2. The semiconductor package process in accordance with claim 1, wherein the first substrate further comprises a connection layer located between the bottom portion in the softened state and the first substrate.

3. The semiconductor package process in accordance with claim 2, wherein the first substrate further comprises a buffer layer located between bottom portion in the softened state and the connection layer.

4. The semiconductor package process in accordance with claim 1, wherein the at least one second metal bump includes a base layer and a coverage layer covering the base layer.

5. A semiconductor package structure at least includes:

a first substrate having a first surface and at least one first metal bump in a softened state formed on the first surface, the at least one first metal bump in the softened state comprises a bottom portion in the softened state and a joint portion in the softened state, the bottom portion in the softened state is located between the joint portion in the softened state and the first substrate, and the joint portion in the softened state comprises a first softening point; and

a second substrate comprises a second surface facing the first surface and at least one second metal bump formed on the second surface, the at least one second metal bump comprises a top surface, a lateral surface and a second softening point, wherein the first softening point of the joint portion in the softened state is smaller than the second softening point of the at least one second metal bump, the at least one second metal bump is embedded into the joint portion in the softened state of the at least one first metal bump in the softened state to make the top surface and the lateral surface of the at least one second metal bump being clad extendedly by compressing the joint portion in the softened state, the bottom portion in the softened state of the at least one first metal bump in the softened state is located between the at least one second metal bump and the first substrate.

6. The semiconductor package structure in accordance with claim 5, wherein the at least one second metal bump includes a base layer and a coverage layer covering the base layer.

7. The semiconductor package structure in accordance with claim 5, wherein the first substrate further comprises a connection layer located between the bottom portion in the softened state of the at least one first metal bump in the softened state and the first substrate.

8. The semiconductor package structure in accordance with claim 7, wherein the first substrate further comprises a buffer layer located between the bottom portion in the softened state of the at least one metal bump in the softened state and the connection layer.

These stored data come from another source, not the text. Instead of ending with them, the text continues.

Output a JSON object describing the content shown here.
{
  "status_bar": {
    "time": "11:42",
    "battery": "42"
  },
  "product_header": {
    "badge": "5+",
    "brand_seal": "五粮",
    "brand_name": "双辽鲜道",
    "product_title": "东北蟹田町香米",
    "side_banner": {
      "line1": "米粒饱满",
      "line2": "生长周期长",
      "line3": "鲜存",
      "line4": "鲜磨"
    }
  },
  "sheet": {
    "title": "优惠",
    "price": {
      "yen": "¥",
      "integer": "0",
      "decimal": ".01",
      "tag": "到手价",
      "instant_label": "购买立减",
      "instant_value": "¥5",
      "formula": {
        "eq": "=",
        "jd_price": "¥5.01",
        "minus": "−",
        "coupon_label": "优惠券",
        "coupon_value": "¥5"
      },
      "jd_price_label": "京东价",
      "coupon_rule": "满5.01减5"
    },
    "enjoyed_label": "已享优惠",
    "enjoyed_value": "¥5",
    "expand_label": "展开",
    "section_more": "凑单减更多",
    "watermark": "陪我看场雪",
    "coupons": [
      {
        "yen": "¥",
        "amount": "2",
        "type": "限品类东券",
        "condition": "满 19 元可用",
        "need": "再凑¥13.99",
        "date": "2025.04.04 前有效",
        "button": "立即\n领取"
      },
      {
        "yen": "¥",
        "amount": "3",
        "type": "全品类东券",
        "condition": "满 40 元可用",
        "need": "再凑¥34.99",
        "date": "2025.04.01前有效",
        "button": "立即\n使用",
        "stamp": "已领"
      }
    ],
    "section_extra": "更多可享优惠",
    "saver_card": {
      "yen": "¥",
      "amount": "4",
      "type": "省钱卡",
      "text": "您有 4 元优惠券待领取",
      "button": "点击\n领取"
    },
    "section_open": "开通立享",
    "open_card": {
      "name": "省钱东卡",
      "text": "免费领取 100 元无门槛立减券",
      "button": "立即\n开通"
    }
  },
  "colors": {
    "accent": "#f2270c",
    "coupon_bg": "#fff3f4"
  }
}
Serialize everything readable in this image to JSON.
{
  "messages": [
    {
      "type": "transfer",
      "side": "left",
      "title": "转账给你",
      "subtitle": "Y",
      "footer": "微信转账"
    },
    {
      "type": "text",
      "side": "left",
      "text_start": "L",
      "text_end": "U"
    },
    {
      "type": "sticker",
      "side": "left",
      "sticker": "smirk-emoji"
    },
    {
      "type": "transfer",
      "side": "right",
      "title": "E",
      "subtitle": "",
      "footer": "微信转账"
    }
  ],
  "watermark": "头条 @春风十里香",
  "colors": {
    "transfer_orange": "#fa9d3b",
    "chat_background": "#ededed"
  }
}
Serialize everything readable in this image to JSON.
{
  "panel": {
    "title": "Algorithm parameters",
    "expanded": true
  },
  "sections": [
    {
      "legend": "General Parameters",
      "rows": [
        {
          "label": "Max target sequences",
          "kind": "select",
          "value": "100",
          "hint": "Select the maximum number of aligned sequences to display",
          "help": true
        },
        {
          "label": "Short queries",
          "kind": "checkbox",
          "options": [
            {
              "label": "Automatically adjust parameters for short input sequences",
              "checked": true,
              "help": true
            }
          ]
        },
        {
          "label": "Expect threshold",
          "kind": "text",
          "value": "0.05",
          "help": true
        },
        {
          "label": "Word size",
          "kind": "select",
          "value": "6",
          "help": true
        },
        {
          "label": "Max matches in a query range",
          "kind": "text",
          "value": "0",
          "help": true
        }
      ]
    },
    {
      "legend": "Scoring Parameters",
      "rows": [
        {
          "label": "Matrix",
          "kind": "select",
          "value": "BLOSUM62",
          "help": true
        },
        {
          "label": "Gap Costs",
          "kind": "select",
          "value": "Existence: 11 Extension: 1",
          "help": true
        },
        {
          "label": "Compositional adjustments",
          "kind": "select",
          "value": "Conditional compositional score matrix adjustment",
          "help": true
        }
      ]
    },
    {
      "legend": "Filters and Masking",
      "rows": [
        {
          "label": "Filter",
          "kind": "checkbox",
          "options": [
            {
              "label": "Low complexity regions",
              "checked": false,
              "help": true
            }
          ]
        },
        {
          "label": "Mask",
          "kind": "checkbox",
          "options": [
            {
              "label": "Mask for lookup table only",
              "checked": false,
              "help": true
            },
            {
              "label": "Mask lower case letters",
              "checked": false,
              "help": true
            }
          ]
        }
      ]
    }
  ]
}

9. A semiconductor package process at least includes:

providing a first substrate having a first surface and at least one first metal bump formed on the first surface, the at least one first metal bump comprises a bottom portion and a joint portion, the bottom portion is located between the joint portion and the first substrate;

providing a second substrate having a second surface and at least one second metal bump formed on the second surface, the at least one second metal bump comprises a top surface and a lateral surface;

performing a heating procedure to make the joint portion of the at least one first metal bump become a softened state; and

making the first surface face toward the second surface and laminating the first substrate on the second substrate to make the at least one second metal bump embedded into the joint portion in the softened state to make the top surface and the lateral surface of the at least one second metal bump being clad extendedly by compressing the joint portion in the softened state, wherein the bottom portion in the softened state is located between the at least one second metal bump and the first substrate.